In a major address on Russia policy to be delivered later on Monday in Berlin, Mr Stubb, does not refer to the nuclear deal or broader EU energy policy, according to an advanced copy of the speech provided to the FT.

He will, however, give a robust defence of the EU’s recent hard-line stance on sanctions, saying they are necessary until the Kremlin changes its behaviour in Ukraine and were “exactly the right thing” once diplomacy failed to stem Russian aggression.

“Finland has a longer common border with Russia, 1,300km, than the rest of the EU countries put together,” Mr Stubb will say, according to the draft. “Neighbours are actually a bit like relatives – you cannot choose them . . . Unfortunately, this is no guarantee of a happy marriage. For that end, both parties would actually have to want to work in the same direction. With our relationship to Russia, this is unfortunately not the case at the moment.”

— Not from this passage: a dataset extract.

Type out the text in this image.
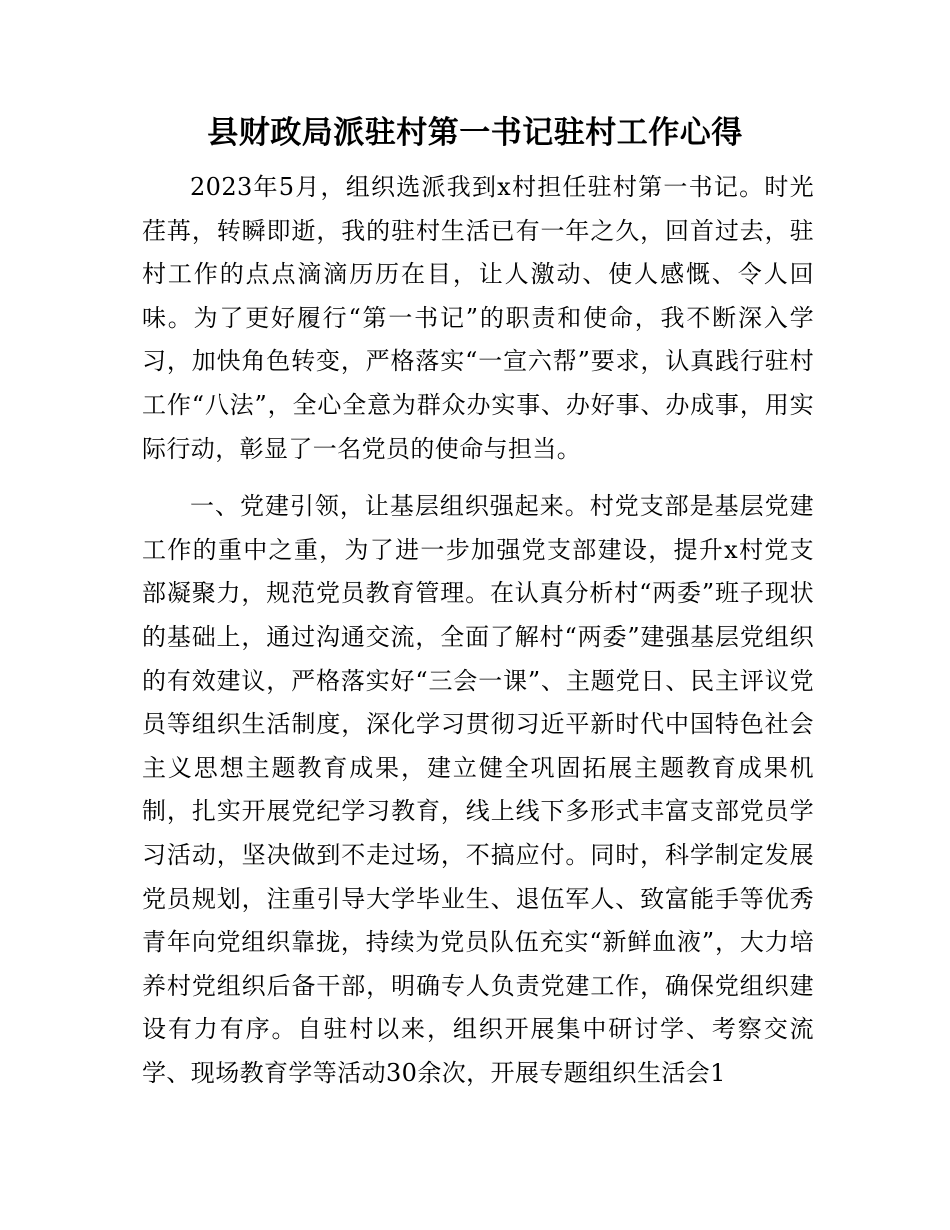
县财政局派驻村第一书记驻村工作心得

2023年5月，组织选派我到x村担任驻村第一书记。时光荏苒，转瞬即逝，我的驻村生活已有一年之久，回首过去，驻村工作的点点滴滴历历在目，让人激动、使人感慨、令人回味。为了更好履行“第一书记”的职责和使命，我不断深入学习，加快角色转变，严格落实“一宣六帮”要求，认真践行驻村工作“八法”，全心全意为群众办实事、办好事、办成事，用实际行动，彰显了一名党员的使命与担当。

一、党建引领，让基层组织强起来。村党支部是基层党建工作的重中之重，为了进一步加强党支部建设，提升x村党支部凝聚力，规范党员教育管理。在认真分析村“两委”班子现状的基础上，通过沟通交流，全面了解村“两委”建强基层党组织的有效建议，严格落实好“三会一课”、主题党日、民主评议党员等组织生活制度，深化学习贯彻习近平新时代中国特色社会主义思想主题教育成果，建立健全巩固拓展主题教育成果机制，扎实开展党纪学习教育，线上线下多形式丰富支部党员学习活动，坚决做到不走过场，不搞应付。同时，科学制定发展党员规划，注重引导大学毕业生、退伍军人、致富能手等优秀青年向党组织靠拢，持续为党员队伍充实“新鲜血液”，大力培养村党组织后备干部，明确专人负责党建工作，确保党组织建设有力有序。自驻村以来，组织开展集中研讨学、考察交流学、现场教育学等活动30余次，开展专题组织生活会1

Finland faced criticism earlier this month after it delayed the implementation of tough new sanctions by the EU against Russia, while its foreign minister opposed their adoption altogether. The European Parliament has called on the EU to consider freezing nuclear co-operation with Russia.

Three legal scholars claimed there was a possible conflict of interest after the economy minister in February signed a nuclear co-operation agreement on behalf of the government with Rosatom – a company, not another state. Mr Vapaavuori went on to present the plan for the new power station, which the coalition government narrowly approved two weeks ago.

“The agreement is a textbook example of the improper influence of authority, in this case the Ministry of Employment and Economy,” Olli Mäenpää, professor of law at Helsinki University, told Helsinki Sanomat newspaper. Mr Vapaavuori called the accusations “far-fetched”.

Separately, Jukka Laaksonen, former head of Finland’s Radiation and Nuclear Safety Authority (STUK) and now vice-president of Rosatom’s operations in Finland, told Keskisuomalainen newspaper that the plans for the new Fennovoima plant were in fact an old design for a nuclear power station near St Petersburg in Russia.

Fennovoima’s order had come as a surprise to the Russian company, Mr Laaksonen told the paper, and there was not enough time to create fresh plans for a new plant, so existing copies of the older plans were filed with the application.

Rosatom was currently formulating a new, safer, specification for the plant, which would be submitted next summer, Mr Laaksonen said. “The Leningrad [now St Petersburg] plant has thin walls, but the [new plant] will be built three times thicker.”

According to the paper, the STUK was unaware that Rosatom’s plans for the plant did not correspond to the documentation accompanying Fennovoima’s application for permission to build it.

In a statement, Finland’s economics ministry condemned “unfounded interpretations” of the nuclear co-operation agreement with Rosatom, and insisted that the minister had been impartial in his handling of the deal. Finland had similar bilateral nuclear deals with several countries, it said, which were necessary to enable specific projects such as Fennomoiva.

The ministry did not respond to the claims about possible safety flaws in the design submitted for the plant.

Jaakko Jonkan, attorney-general, told Helsinki Sanomat in an email on Sunday he had no grounds to suspect unlawful conduct in the deal.